Case Study (16 of 17)
Patient Outcomes:
Mr. King demonstrates health stability, is afebrile, and maintains normal white blood cell counts.
Sputum cultures are negative upon discharge and no supplemental oxygen is required.
Mr. King uses breathing techniques to help control anxiety-related symptoms.
Evaluation
Patient Perspective:
Evaluation involves understanding impacts of disease on daily activities and treatment satisfaction.
Patient Outcomes Evaluation:
Compare actual patient progress with anticipated goals and outcomes outlined in care plans.
Case Study (17 of 17)
Final Observations:
As Mr.

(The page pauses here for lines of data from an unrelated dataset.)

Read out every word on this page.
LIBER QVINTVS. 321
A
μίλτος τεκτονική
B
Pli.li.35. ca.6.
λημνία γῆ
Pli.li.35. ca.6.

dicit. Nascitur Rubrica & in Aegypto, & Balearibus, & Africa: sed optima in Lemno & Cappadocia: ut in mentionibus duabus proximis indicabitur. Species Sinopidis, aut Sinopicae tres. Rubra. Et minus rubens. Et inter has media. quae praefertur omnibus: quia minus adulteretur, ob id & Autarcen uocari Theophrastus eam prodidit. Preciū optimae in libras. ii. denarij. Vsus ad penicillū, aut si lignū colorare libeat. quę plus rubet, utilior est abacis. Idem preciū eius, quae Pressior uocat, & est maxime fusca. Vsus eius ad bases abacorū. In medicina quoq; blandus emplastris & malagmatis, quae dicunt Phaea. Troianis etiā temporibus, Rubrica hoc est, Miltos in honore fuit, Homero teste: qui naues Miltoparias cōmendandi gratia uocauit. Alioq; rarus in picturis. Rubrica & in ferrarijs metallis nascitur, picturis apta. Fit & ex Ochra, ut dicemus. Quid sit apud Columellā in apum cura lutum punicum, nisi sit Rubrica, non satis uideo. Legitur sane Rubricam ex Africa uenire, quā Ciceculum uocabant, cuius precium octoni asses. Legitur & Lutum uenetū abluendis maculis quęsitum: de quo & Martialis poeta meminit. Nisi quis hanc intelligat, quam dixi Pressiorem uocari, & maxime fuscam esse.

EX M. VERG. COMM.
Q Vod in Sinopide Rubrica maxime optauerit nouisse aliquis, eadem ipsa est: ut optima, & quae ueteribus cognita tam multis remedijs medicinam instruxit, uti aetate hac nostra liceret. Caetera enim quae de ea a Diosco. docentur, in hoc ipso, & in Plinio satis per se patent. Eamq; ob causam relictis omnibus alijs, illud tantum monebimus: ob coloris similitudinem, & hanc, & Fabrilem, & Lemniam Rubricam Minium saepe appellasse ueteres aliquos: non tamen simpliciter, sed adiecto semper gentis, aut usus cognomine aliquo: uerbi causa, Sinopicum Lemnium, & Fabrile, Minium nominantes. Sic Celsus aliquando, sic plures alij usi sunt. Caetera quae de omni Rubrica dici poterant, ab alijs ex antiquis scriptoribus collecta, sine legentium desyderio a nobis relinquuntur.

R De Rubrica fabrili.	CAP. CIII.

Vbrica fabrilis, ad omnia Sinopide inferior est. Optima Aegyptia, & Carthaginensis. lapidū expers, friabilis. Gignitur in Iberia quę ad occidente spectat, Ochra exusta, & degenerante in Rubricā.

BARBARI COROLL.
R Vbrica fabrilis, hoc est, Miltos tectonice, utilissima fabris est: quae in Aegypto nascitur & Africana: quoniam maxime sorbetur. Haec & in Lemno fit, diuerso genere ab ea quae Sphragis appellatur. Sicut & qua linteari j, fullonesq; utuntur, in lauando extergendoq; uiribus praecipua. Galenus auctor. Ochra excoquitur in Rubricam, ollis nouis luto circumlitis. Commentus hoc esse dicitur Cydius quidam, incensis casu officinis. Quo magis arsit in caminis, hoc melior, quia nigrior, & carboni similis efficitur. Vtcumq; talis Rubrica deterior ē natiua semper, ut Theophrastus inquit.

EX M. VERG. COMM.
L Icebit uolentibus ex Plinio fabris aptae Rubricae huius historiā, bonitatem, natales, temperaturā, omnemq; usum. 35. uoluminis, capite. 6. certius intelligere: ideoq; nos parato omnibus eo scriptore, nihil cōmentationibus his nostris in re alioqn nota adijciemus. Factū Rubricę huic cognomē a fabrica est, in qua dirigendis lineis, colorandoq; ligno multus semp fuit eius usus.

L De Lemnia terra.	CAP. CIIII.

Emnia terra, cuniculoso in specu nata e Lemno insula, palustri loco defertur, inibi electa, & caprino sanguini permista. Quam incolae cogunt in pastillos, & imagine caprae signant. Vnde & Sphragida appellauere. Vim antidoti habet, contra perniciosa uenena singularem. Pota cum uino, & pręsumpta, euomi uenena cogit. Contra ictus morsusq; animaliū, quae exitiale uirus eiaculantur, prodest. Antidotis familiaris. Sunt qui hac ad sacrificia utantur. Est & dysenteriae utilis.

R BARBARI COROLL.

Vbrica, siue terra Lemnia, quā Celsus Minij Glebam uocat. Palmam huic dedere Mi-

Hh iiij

King prepares for discharge, he utilizes breathing techniques effectively, indicating progress in managing his condition.
Improvement noted in daily living activities and reduced anxiety observed in Mrs. King, indicating successful interventions.
Safety Guidelines
Patient Safety Guidelines:
Know baseline vital signs for each patient.
Limit catheter introduction to 2 times per suction procedure.
Prefer tracheal suctioning before pharyngeal suctioning, when possible.
Caution with suctioning patients with head injuries.
Do not instill normal saline into airways before suctioning.
Review institutional policy regarding chest tube management.
Watch for serious complications such as airway obstruction in tracheostomy cases.
In COPD patients, utilize high levels of oxygen therapy with caution to prevent respiratory depression.